Intelligence comes in many forms. Remember the IQ test? It’s what we use to measure a person’s intelligence quotient. Developed in France in the early 1900s, it is as a way of tracking a child’s intellectual growth. It is supposed to tell you how smart you are.
Then there is emotional intelligence, known as EQ, which measures how well you relate to others — how you assess emotional cues and respond to the feelings of others, known in business lingo as “how you read the room.”
Modern leadership theory says we all need a high EQ to rise in the corporate ranks. A person with a high EQ supposedly has strong communication skills and can manage their own emotions as well as those of others. That’s stressful just thinking about.
Human intelligence enables us to get advanced warning that a bank is about to be robbed or a country invaded. You put your reasoning skills to work and can solve complex problems, such as how to avoid the bank at the time the robbery is due to take place. Human intelligence ranges from simply picking up on a rumor to having direct knowledge of an impending activity. You can simply be a good sleuth or a trained, professional spy or intelligence agent, but the common denominator is being a human.
But as the world has gotten more complex, intelligence has grown exponentially in complexity beyond even human capability — in fact, so much so that it is almost “artificial.”
Artificial intelligence, or “AI,” is the new realm of real power. It includes data sets, computer programming, big data analysis, machine learning and highly advanced digital reasoning. AI capabilities are the global muscles that define national strength. And that is where America finds itself somewhat behind the curve.
New revelations by an outgoing Pentagon official, along with constant news reporting on cybersecurity, hacks and other invisible attacks, suggest that China is cleaning our clocks on artificial intelligence.
Nicolas Chaillan, the Pentagon's former software chief, resigned recently, claiming that China is headed toward global dominance in artificial intelligence due to the relatively slow pace of innovation in the United States.
“We have no competing fighting chance against China in 15 to 20 years. Right now, it’s already a done deal; it is already over in my opinion,” Chaillan told the Financial Times, adding that some of the U.S.'s cyber defense systems were at "kindergarten level.”
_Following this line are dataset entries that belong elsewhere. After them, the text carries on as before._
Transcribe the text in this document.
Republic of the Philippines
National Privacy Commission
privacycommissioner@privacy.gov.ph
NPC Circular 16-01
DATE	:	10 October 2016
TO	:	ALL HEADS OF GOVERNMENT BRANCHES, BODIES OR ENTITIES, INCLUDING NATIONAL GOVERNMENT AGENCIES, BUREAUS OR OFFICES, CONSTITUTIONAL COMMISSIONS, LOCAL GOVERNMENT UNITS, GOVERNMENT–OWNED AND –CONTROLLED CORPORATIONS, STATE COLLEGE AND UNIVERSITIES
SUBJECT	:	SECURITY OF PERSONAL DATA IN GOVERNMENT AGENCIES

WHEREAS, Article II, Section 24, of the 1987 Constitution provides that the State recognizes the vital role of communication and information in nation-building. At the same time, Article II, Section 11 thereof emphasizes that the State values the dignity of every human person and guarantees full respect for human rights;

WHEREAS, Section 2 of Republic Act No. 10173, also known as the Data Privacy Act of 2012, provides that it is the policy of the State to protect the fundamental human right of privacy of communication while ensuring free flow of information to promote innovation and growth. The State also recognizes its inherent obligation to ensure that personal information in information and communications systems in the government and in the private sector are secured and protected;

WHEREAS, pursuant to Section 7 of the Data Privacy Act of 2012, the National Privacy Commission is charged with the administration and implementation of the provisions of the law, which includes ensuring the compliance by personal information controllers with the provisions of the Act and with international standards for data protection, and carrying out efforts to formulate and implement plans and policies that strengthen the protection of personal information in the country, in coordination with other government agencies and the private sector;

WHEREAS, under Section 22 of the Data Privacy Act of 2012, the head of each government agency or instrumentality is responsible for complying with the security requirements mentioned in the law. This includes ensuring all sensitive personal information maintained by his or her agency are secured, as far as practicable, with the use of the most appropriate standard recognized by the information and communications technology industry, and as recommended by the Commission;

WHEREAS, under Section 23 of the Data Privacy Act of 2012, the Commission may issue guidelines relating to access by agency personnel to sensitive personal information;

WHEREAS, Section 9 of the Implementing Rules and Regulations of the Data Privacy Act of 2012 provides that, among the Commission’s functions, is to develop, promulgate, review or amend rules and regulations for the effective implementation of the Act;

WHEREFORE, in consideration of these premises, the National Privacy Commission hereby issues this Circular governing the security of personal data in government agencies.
Chaillan announced his resignation last month as an act of protest against the United States' slow pace of tech development. Chaillan said America's failure to aggressively pursue AI capacity was putting the nation at risk.
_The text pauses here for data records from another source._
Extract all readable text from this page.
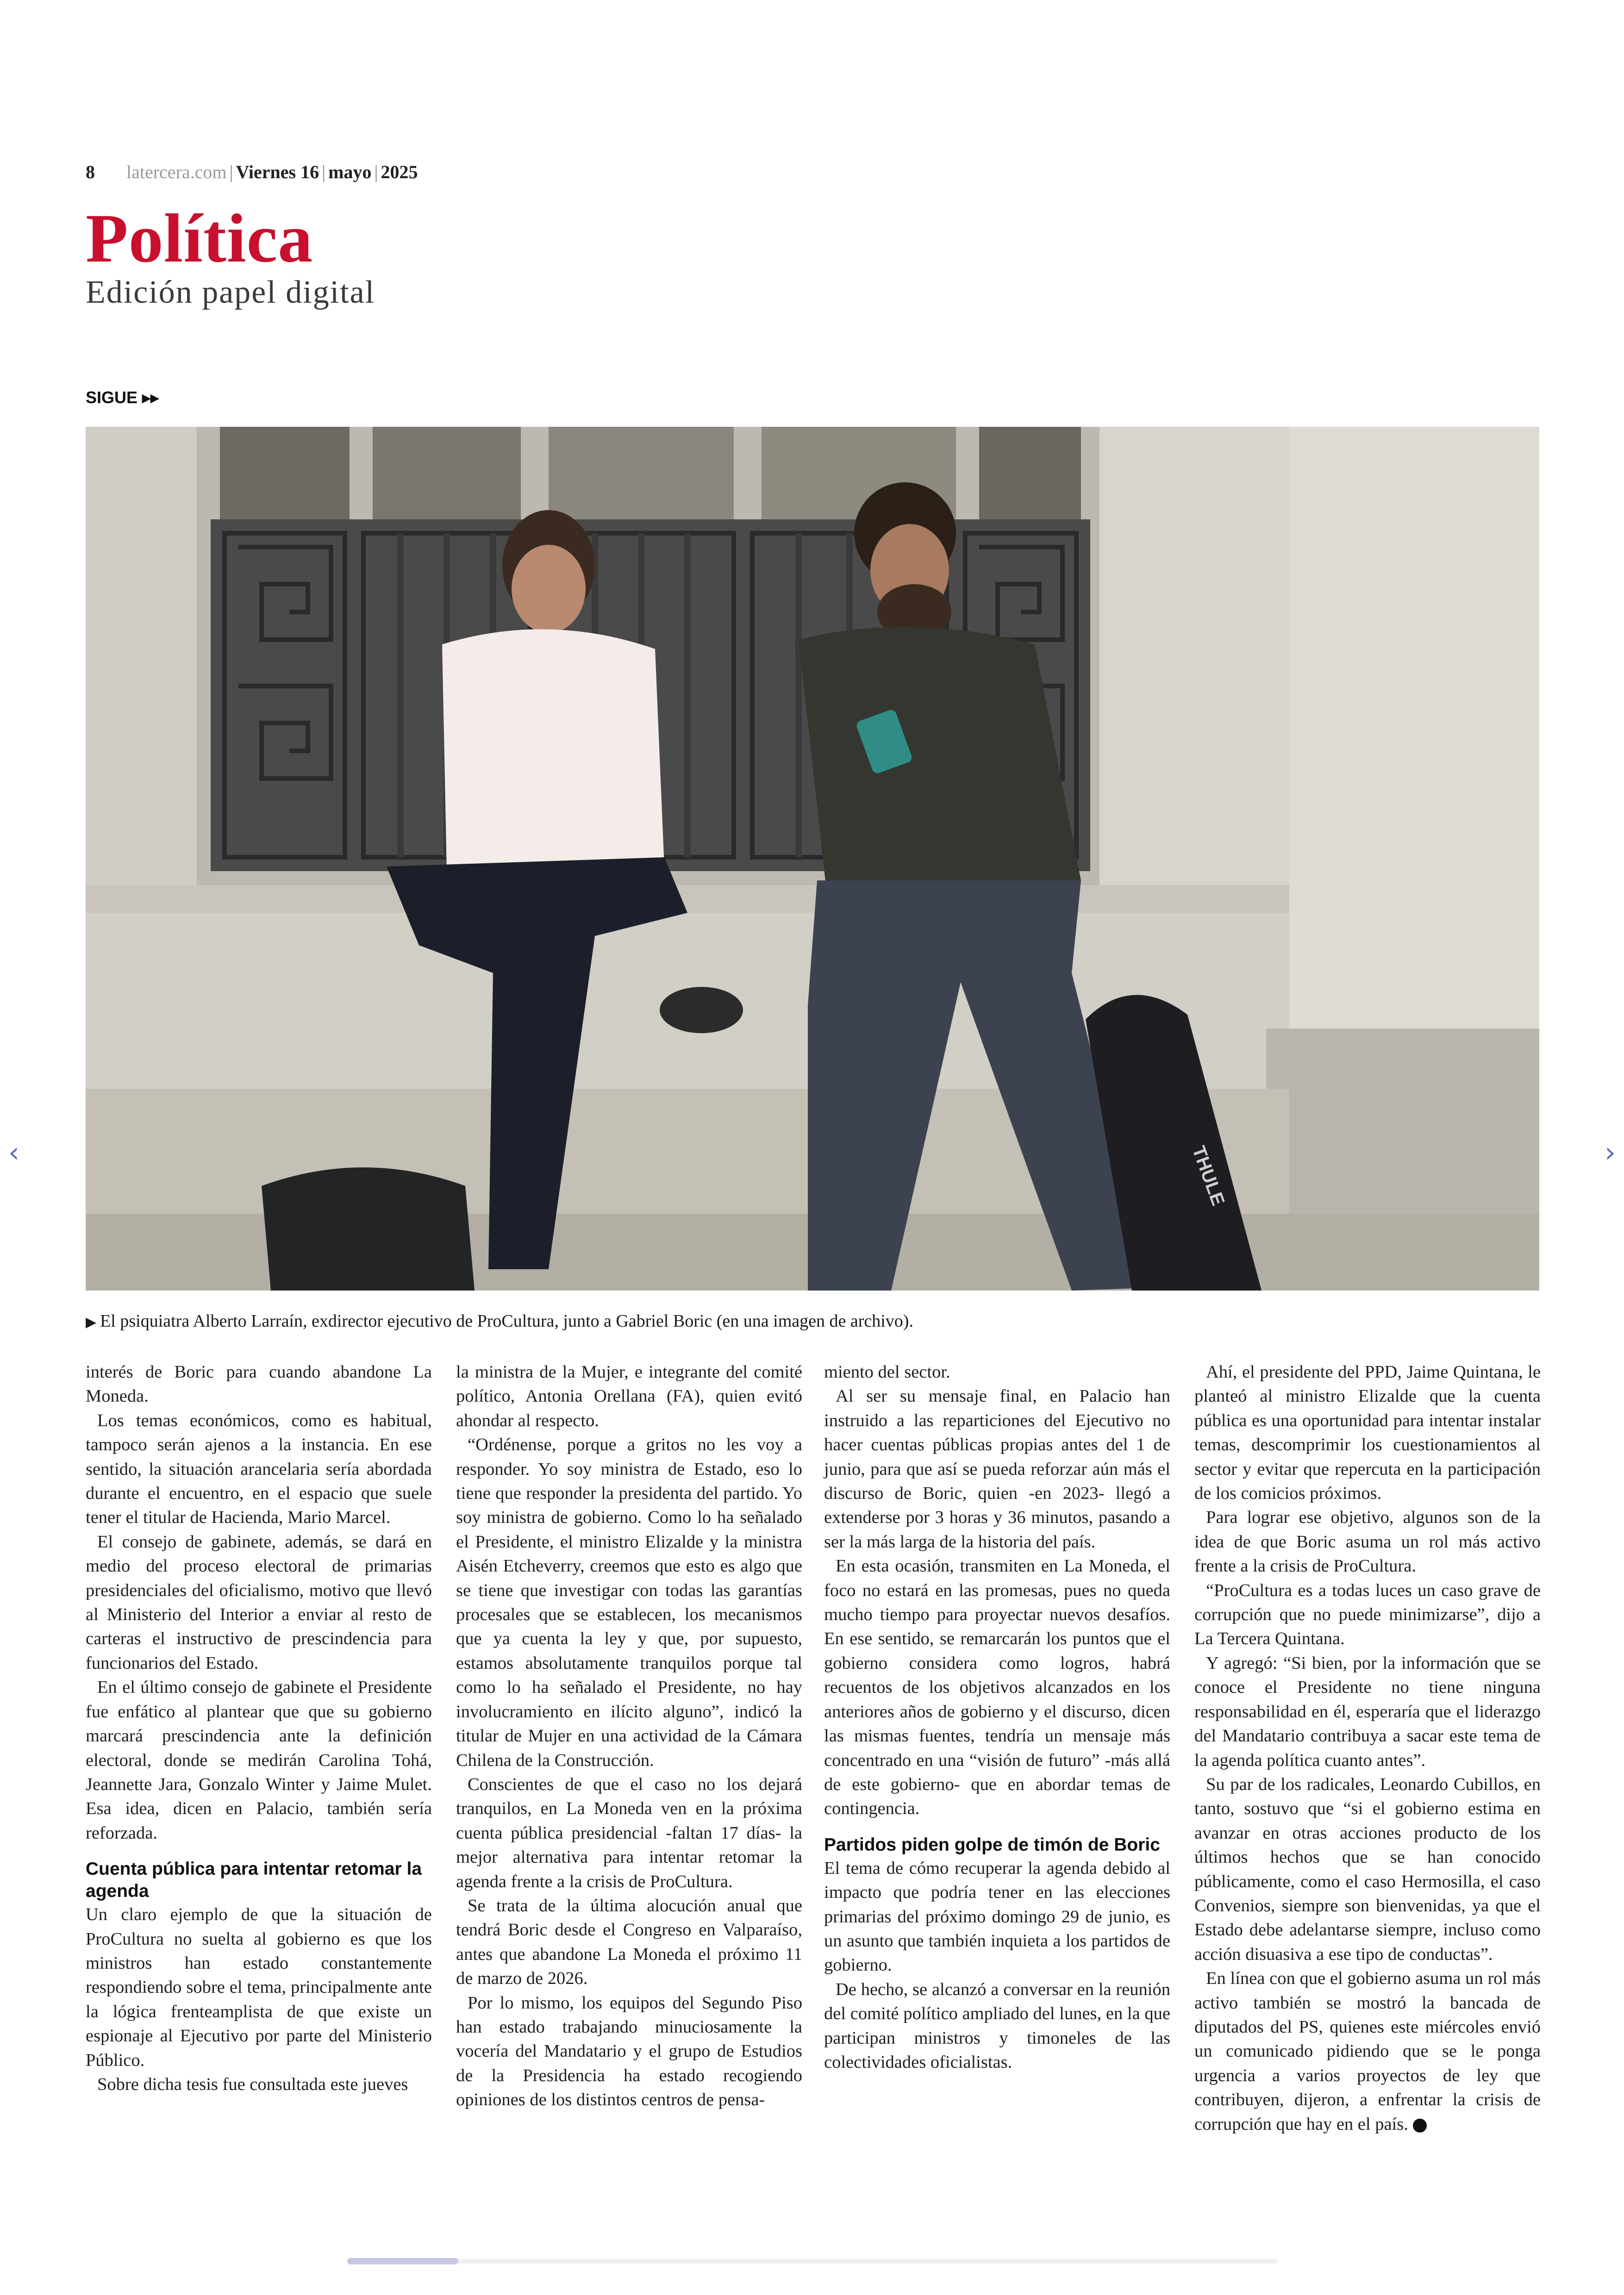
8 latercera.com | Viernes 16 | mayo | 2025
Política
Edición papel digital
SIGUE ▸▸
THULE
▶ El psiquiatra Alberto Larraín, exdirector ejecutivo de ProCultura, junto a Gabriel Boric (en una imagen de archivo).
‹	›

interés de Boric para cuando abandone La Moneda.

Los temas económicos, como es habitual, tampoco serán ajenos a la instancia. En ese sentido, la situación arancelaria sería abordada durante el encuentro, en el espacio que suele tener el titular de Hacienda, Mario Marcel.

El consejo de gabinete, además, se dará en medio del proceso electoral de primarias presidenciales del oficialismo, motivo que llevó al Ministerio del Interior a enviar al resto de carteras el instructivo de prescindencia para funcionarios del Estado.

En el último consejo de gabinete el Presidente fue enfático al plantear que que su gobierno marcará prescindencia ante la definición electoral, donde se medirán Carolina Tohá, Jeannette Jara, Gonzalo Winter y Jaime Mulet. Esa idea, dicen en Palacio, también sería reforzada.

Cuenta pública para intentar retomar la agenda

Un claro ejemplo de que la situación de ProCultura no suelta al gobierno es que los ministros han estado constantemente respondiendo sobre el tema, principalmente ante la lógica frenteamplista de que existe un espionaje al Ejecutivo por parte del Ministerio Público.

Sobre dicha tesis fue consultada este jueves

la ministra de la Mujer, e integrante del comité político, Antonia Orellana (FA), quien evitó ahondar al respecto.

“Ordénense, porque a gritos no les voy a responder. Yo soy ministra de Estado, eso lo tiene que responder la presidenta del partido. Yo soy ministra de gobierno. Como lo ha señalado el Presidente, el ministro Elizalde y la ministra Aisén Etcheverry, creemos que esto es algo que se tiene que investigar con todas las garantías procesales que se establecen, los mecanismos que ya cuenta la ley y que, por supuesto, estamos absolutamente tranquilos porque tal como lo ha señalado el Presidente, no hay involucramiento en ilícito alguno”, indicó la titular de Mujer en una actividad de la Cámara Chilena de la Construcción.

Conscientes de que el caso no los dejará tranquilos, en La Moneda ven en la próxima cuenta pública presidencial -faltan 17 días- la mejor alternativa para intentar retomar la agenda frente a la crisis de ProCultura.

Se trata de la última alocución anual que tendrá Boric desde el Congreso en Valparaíso, antes que abandone La Moneda el próximo 11 de marzo de 2026.

Por lo mismo, los equipos del Segundo Piso han estado trabajando minuciosamente la vocería del Mandatario y el grupo de Estudios de la Presidencia ha estado recogiendo opiniones de los distintos centros de pensa-

miento del sector.

Al ser su mensaje final, en Palacio han instruido a las reparticiones del Ejecutivo no hacer cuentas públicas propias antes del 1 de junio, para que así se pueda reforzar aún más el discurso de Boric, quien -en 2023- llegó a extenderse por 3 horas y 36 minutos, pasando a ser la más larga de la historia del país.

En esta ocasión, transmiten en La Moneda, el foco no estará en las promesas, pues no queda mucho tiempo para proyectar nuevos desafíos. En ese sentido, se remarcarán los puntos que el gobierno considera como logros, habrá recuentos de los objetivos alcanzados en los anteriores años de gobierno y el discurso, dicen las mismas fuentes, tendría un mensaje más concentrado en una “visión de futuro” -más allá de este gobierno- que en abordar temas de contingencia.

Partidos piden golpe de timón de Boric

El tema de cómo recuperar la agenda debido al impacto que podría tener en las elecciones primarias del próximo domingo 29 de junio, es un asunto que también inquieta a los partidos de gobierno.

De hecho, se alcanzó a conversar en la reunión del comité político ampliado del lunes, en la que participan ministros y timoneles de las colectividades oficialistas.

Ahí, el presidente del PPD, Jaime Quintana, le planteó al ministro Elizalde que la cuenta pública es una oportunidad para intentar instalar temas, descomprimir los cuestionamientos al sector y evitar que repercuta en la participación de los comicios próximos.

Para lograr ese objetivo, algunos son de la idea de que Boric asuma un rol más activo frente a la crisis de ProCultura.

“ProCultura es a todas luces un caso grave de corrupción que no puede minimizarse”, dijo a La Tercera Quintana.

Y agregó: “Si bien, por la información que se conoce el Presidente no tiene ninguna responsabilidad en él, esperaría que el liderazgo del Mandatario contribuya a sacar este tema de la agenda política cuanto antes”.

Su par de los radicales, Leonardo Cubillos, en tanto, sostuvo que “si el gobierno estima en avanzar en otras acciones producto de los últimos hechos que se han conocido públicamente, como el caso Hermosilla, el caso Convenios, siempre son bienvenidas, ya que el Estado debe adelantarse siempre, incluso como acción disuasiva a ese tipo de conductas”.

En línea con que el gobierno asuma un rol más activo también se mostró la bancada de diputados del PS, quienes este miércoles envió un comunicado pidiendo que se le ponga urgencia a varios proyectos de ley que contribuyen, dijeron, a enfrentar la crisis de corrupción que hay en el país.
The sad truth is that these revelations about Chinese dominance over American artificial intelligence are not new. Think tanks, government agencies and international institutions have been reporting on the growth of China’s AI sector for years. A major 2018 U.S. Department of Defense report stressed that China was executing a multi-decade plan to increase the size and value of its economy, including with technology transfers, increasing levels of investment and acquisitions of U.S. companies and a specific focus on artificial intelligence, autonomous vehicles, augmented and virtual reality. In short, AI.
China’s progress can be tracked by watching the financial and digital management of its assets and growing prowess in areas that rely on computing, such as gene editing and robotics.
What is new is that we are talking about China’s competitive edge more openly and honestly. The issue of Chinese “intelligence” has finally moved from elite circles to mass circulation. Ordinary Americans are finally becoming aware of our competition with China, especially at a time when there are supply-chain challenges and chip storages that leave us vulnerable on products and services, many of which China produces.
The added problem is a lingering pandemic, labor shortages in the United States and a divided Congress and American public, susceptible to disinformation, including from Beijing. The Chinese are always happy to assert their dominant spirit, but not always with facts.
So, what can be done to counter Chinese intelligence?
We must come together as a country to rebuild our infrastructure and invest in critical technologies, including artificial intelligence. We must acknowledge and address our shortfalls with serious investments in our own educational technology to prepare our workforce to compete.
Americans are intelligent. We understand the challenges confronting us, and we must summon the will to meet them. The time is now.
Tara D. Sonenshine is a former U.S. under-secretary of state for public diplomacy and public affairs.